As you all might or might not have known, The Fault in Our Stars is one of my most favorite books of all time. That book is a book that I will re-read for the rest of my life and cherish forever. Now, this book gets compared to TFIOS a lot, so of course I wanted to read it especially since it won the YA fiction category of Goodreads Choice Award so it had to mean something. I was shocked as to how this book turned out, my hopes and expectations were definitely not met. Part of me hoped that this book is going to be as amazing as TFIOS but it's not.

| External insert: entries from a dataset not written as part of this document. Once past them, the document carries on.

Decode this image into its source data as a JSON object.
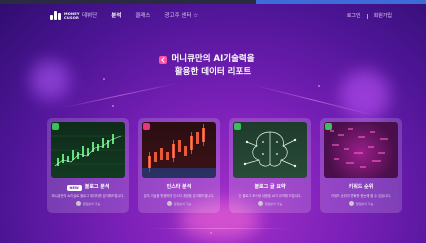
{
  "nav": {
    "logo_line1": "MONEY",
    "logo_line2": "CUSOR",
    "menu": [
      {
        "label": "데뷔단",
        "active": false
      },
      {
        "label": "분석",
        "active": true
      },
      {
        "label": "클래스",
        "active": false
      },
      {
        "label": "광고주 센터 ☆",
        "active": false
      }
    ],
    "login": "로그인",
    "signup": "회원가입"
  },
  "hero": {
    "line1": "머니큐만의 AI기술력을",
    "line2": "활용한 데이터 리포트"
  },
  "cards": [
    {
      "badge_color": "#3bbf5a",
      "pill": "NEW",
      "title": "블로그 분석",
      "desc": "머니큐만의 AI기술로 블로그 데이터를 분석해드립니다.",
      "meta": "일일분석 가능",
      "thumb": "stock-chart"
    },
    {
      "badge_color": "#e8357d",
      "pill": "",
      "title": "인스타 분석",
      "desc": "분석 기술을 활용하여 인스타 계정을 분석해드립니다.",
      "meta": "일일분석 가능",
      "thumb": "candle-chart"
    },
    {
      "badge_color": "#3bbf5a",
      "pill": "",
      "title": "블로그 글 요약",
      "desc": "긴 블로그 포스팅 내용을 AI가 요약해 드립니다.",
      "meta": "일일분석 가능",
      "thumb": "ai-brain"
    },
    {
      "badge_color": "#3bbf5a",
      "pill": "",
      "title": "키워드 순위",
      "desc": "키워드 순위의 변화를 한눈에 볼 수 있습니다.",
      "meta": "일일분석 가능",
      "thumb": "keyword-grid"
    }
  ]
}
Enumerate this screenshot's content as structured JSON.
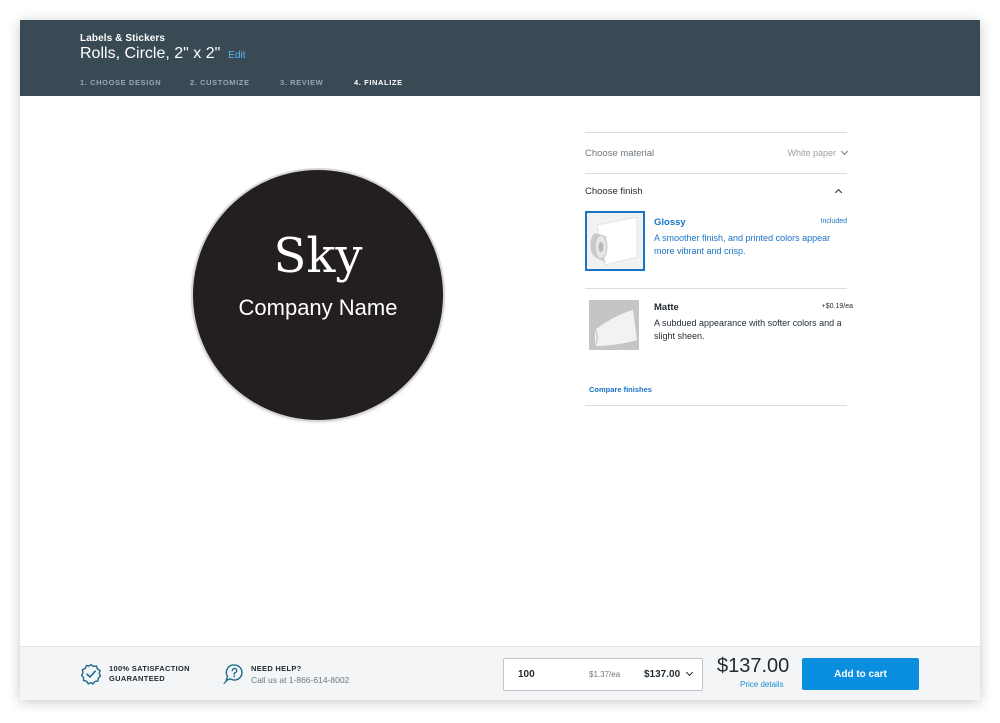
{
  "header": {
    "category": "Labels & Stickers",
    "product_title": "Rolls, Circle, 2\" x 2\"",
    "edit_label": "Edit",
    "steps": [
      {
        "label": "1. CHOOSE DESIGN",
        "active": false
      },
      {
        "label": "2. CUSTOMIZE",
        "active": false
      },
      {
        "label": "3. REVIEW",
        "active": false
      },
      {
        "label": "4. FINALIZE",
        "active": true
      }
    ]
  },
  "preview": {
    "line1": "Sky",
    "line2": "Company Name",
    "label_color": "#231f20"
  },
  "options": {
    "material": {
      "label": "Choose material",
      "value": "White paper"
    },
    "finish": {
      "label": "Choose finish",
      "items": [
        {
          "name": "Glossy",
          "price": "Included",
          "description": "A smoother finish, and printed colors appear more vibrant and crisp.",
          "selected": true
        },
        {
          "name": "Matte",
          "price": "+$0.19/ea",
          "description": "A subdued appearance with softer colors and a slight sheen.",
          "selected": false
        }
      ],
      "compare_label": "Compare finishes"
    }
  },
  "footer": {
    "guarantee_line1": "100% SATISFACTION",
    "guarantee_line2": "GUARANTEED",
    "help_title": "NEED HELP?",
    "help_text": "Call us at 1-866-614-8002",
    "quantity": "100",
    "unit_price": "$1.37/ea",
    "subtotal": "$137.00",
    "total": "$137.00",
    "price_details_label": "Price details",
    "add_to_cart_label": "Add to cart"
  },
  "colors": {
    "header_bg": "#3a4a55",
    "accent": "#1a73c7",
    "cta": "#0a8fe0",
    "footer_bg": "#f4f5f6"
  },
  "icons": [
    "chevron-down-icon",
    "chevron-up-icon",
    "badge-check-icon",
    "help-bubble-icon"
  ]
}
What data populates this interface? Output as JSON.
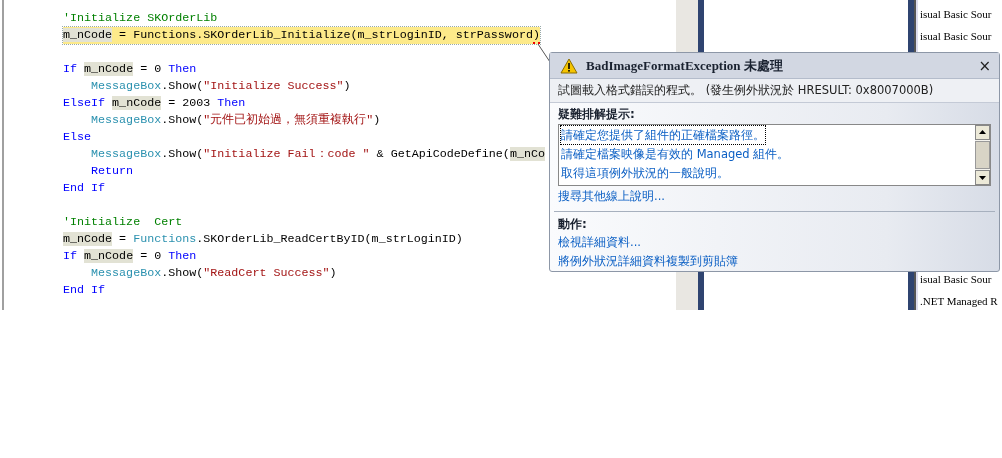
{
  "editor": {
    "lines": [
      {
        "kind": "code",
        "current": false,
        "tokens": [
          {
            "text": "'Initialize SKOrderLib",
            "kind": "comment"
          }
        ]
      },
      {
        "kind": "code",
        "current": true,
        "tokens": [
          {
            "text": "m_nCode",
            "kind": "ref"
          },
          {
            "text": " = Functions.SKOrderLib_Initialize(m_strLoginID, strPassword",
            "kind": "plain"
          },
          {
            "text": ")",
            "kind": "error"
          }
        ]
      },
      {
        "kind": "blank"
      },
      {
        "kind": "code",
        "current": false,
        "tokens": [
          {
            "text": "If ",
            "kind": "keyword"
          },
          {
            "text": "m_nCode",
            "kind": "ref"
          },
          {
            "text": " = 0 ",
            "kind": "plain"
          },
          {
            "text": "Then",
            "kind": "keyword"
          }
        ]
      },
      {
        "kind": "code",
        "current": false,
        "tokens": [
          {
            "text": "    MessageBox",
            "kind": "type"
          },
          {
            "text": ".Show(",
            "kind": "plain"
          },
          {
            "text": "\"Initialize Success\"",
            "kind": "string"
          },
          {
            "text": ")",
            "kind": "plain"
          }
        ]
      },
      {
        "kind": "code",
        "current": false,
        "tokens": [
          {
            "text": "ElseIf ",
            "kind": "keyword"
          },
          {
            "text": "m_nCode",
            "kind": "ref"
          },
          {
            "text": " = 2003 ",
            "kind": "plain"
          },
          {
            "text": "Then",
            "kind": "keyword"
          }
        ]
      },
      {
        "kind": "code",
        "current": false,
        "tokens": [
          {
            "text": "    MessageBox",
            "kind": "type"
          },
          {
            "text": ".Show(",
            "kind": "plain"
          },
          {
            "text": "\"元件已初始過，無須重複執行\"",
            "kind": "string"
          },
          {
            "text": ")",
            "kind": "plain"
          }
        ]
      },
      {
        "kind": "code",
        "current": false,
        "tokens": [
          {
            "text": "Else",
            "kind": "keyword"
          }
        ]
      },
      {
        "kind": "code",
        "current": false,
        "tokens": [
          {
            "text": "    MessageBox",
            "kind": "type"
          },
          {
            "text": ".Show(",
            "kind": "plain"
          },
          {
            "text": "\"Initialize Fail：code \"",
            "kind": "string"
          },
          {
            "text": " & GetApiCodeDefine(",
            "kind": "plain"
          },
          {
            "text": "m_nCo",
            "kind": "ref"
          }
        ]
      },
      {
        "kind": "code",
        "current": false,
        "tokens": [
          {
            "text": "    Return",
            "kind": "keyword"
          }
        ]
      },
      {
        "kind": "code",
        "current": false,
        "tokens": [
          {
            "text": "End If",
            "kind": "keyword"
          }
        ]
      },
      {
        "kind": "blank"
      },
      {
        "kind": "code",
        "current": false,
        "tokens": [
          {
            "text": "'Initialize  Cert",
            "kind": "comment"
          }
        ]
      },
      {
        "kind": "code",
        "current": false,
        "tokens": [
          {
            "text": "m_nCode",
            "kind": "ref"
          },
          {
            "text": " = ",
            "kind": "plain"
          },
          {
            "text": "Functions",
            "kind": "type"
          },
          {
            "text": ".SKOrderLib_ReadCertByID(m_strLoginID)",
            "kind": "plain"
          }
        ]
      },
      {
        "kind": "code",
        "current": false,
        "tokens": [
          {
            "text": "If ",
            "kind": "keyword"
          },
          {
            "text": "m_nCode",
            "kind": "ref"
          },
          {
            "text": " = 0 ",
            "kind": "plain"
          },
          {
            "text": "Then",
            "kind": "keyword"
          }
        ]
      },
      {
        "kind": "code",
        "current": false,
        "tokens": [
          {
            "text": "    MessageBox",
            "kind": "type"
          },
          {
            "text": ".Show(",
            "kind": "plain"
          },
          {
            "text": "\"ReadCert Success\"",
            "kind": "string"
          },
          {
            "text": ")",
            "kind": "plain"
          }
        ]
      },
      {
        "kind": "code",
        "current": false,
        "tokens": [
          {
            "text": "End If",
            "kind": "keyword"
          }
        ]
      }
    ]
  },
  "file_list": {
    "top_items": [
      "isual Basic Sour",
      "isual Basic Sour"
    ],
    "bottom_items": [
      "isual Basic Sour",
      ".NET Managed R"
    ]
  },
  "exception_popup": {
    "title": "BadImageFormatException 未處理",
    "close": "×",
    "message": "試圖載入格式錯誤的程式。 (發生例外狀況於 HRESULT: 0x8007000B)",
    "tips_heading": "疑難排解提示:",
    "tips": [
      {
        "text": "請確定您提供了組件的正確檔案路徑。",
        "selected": true
      },
      {
        "text": "請確定檔案映像是有效的 Managed 組件。",
        "selected": false
      },
      {
        "text": "取得這項例外狀況的一般說明。",
        "selected": false
      }
    ],
    "search_link": "搜尋其他線上說明...",
    "actions_heading": "動作:",
    "actions": [
      "檢視詳細資料...",
      "將例外狀況詳細資料複製到剪貼簿"
    ]
  }
}
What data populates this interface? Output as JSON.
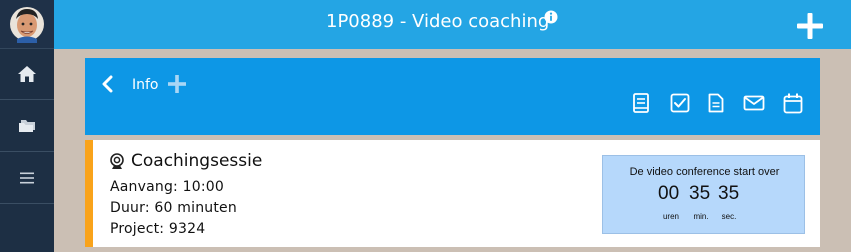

By all means this book is not a bad book, it is just an okay book for me. I know that a lot of people really loved this book and a few even said that this book changed their lives but I guess I'm not one of those people. First things first, for a sicklit book I personally think that readers should be able to connect to the characters inside that book. In this book I wasn't able to do that, the character building and development didn't satisfy me because the main character, Finch was too deeply associated with his illness. There isn't any attributes that makes him a likable guy, he is his illness. Same thing with Violet, she was too hung up with the tragedy in her past that the only attribute that I got about her was the fact that she likes to write.
“The thing I realize is, that it's not what you take, it's what you leave.”
The wandering part, which was kind of the whole essence of this book was too long for me. I know that the wandering journey between the main characters here is what made them find themselves, who they truly are, who they can be and of course it what made their bond (besides the Facebook chats they did). I just think that some parts could be cut off though, or shortened, because at some parts of this book I find myself skimming through the pages (which kind of indicates that I didn't quite enjoy my time reading as much as I wanted).
“The problem with people is they forget that most of the time it's the small things that count.”
There are some parts of this book that was A+ for me. First is that obviously the writer did her research in this because there's no doubt the portrayal of Finch's illness was spot on and the way she wrote the book was clear, easy to read and at times quite poetic. Another is the multiple perspective way the story is told, it just makes this book easier to read and we as the readers are able to sort of experience what Finch and Violet was thinking.

Really, really do wanted to love this book but alas I didn't. I must tell you that my review shouldn't discourage you from reading this book, if you are interested in this kind of story you should give it a try and form your own opinion about it. Who knows? Perhaps you'll like it more than me.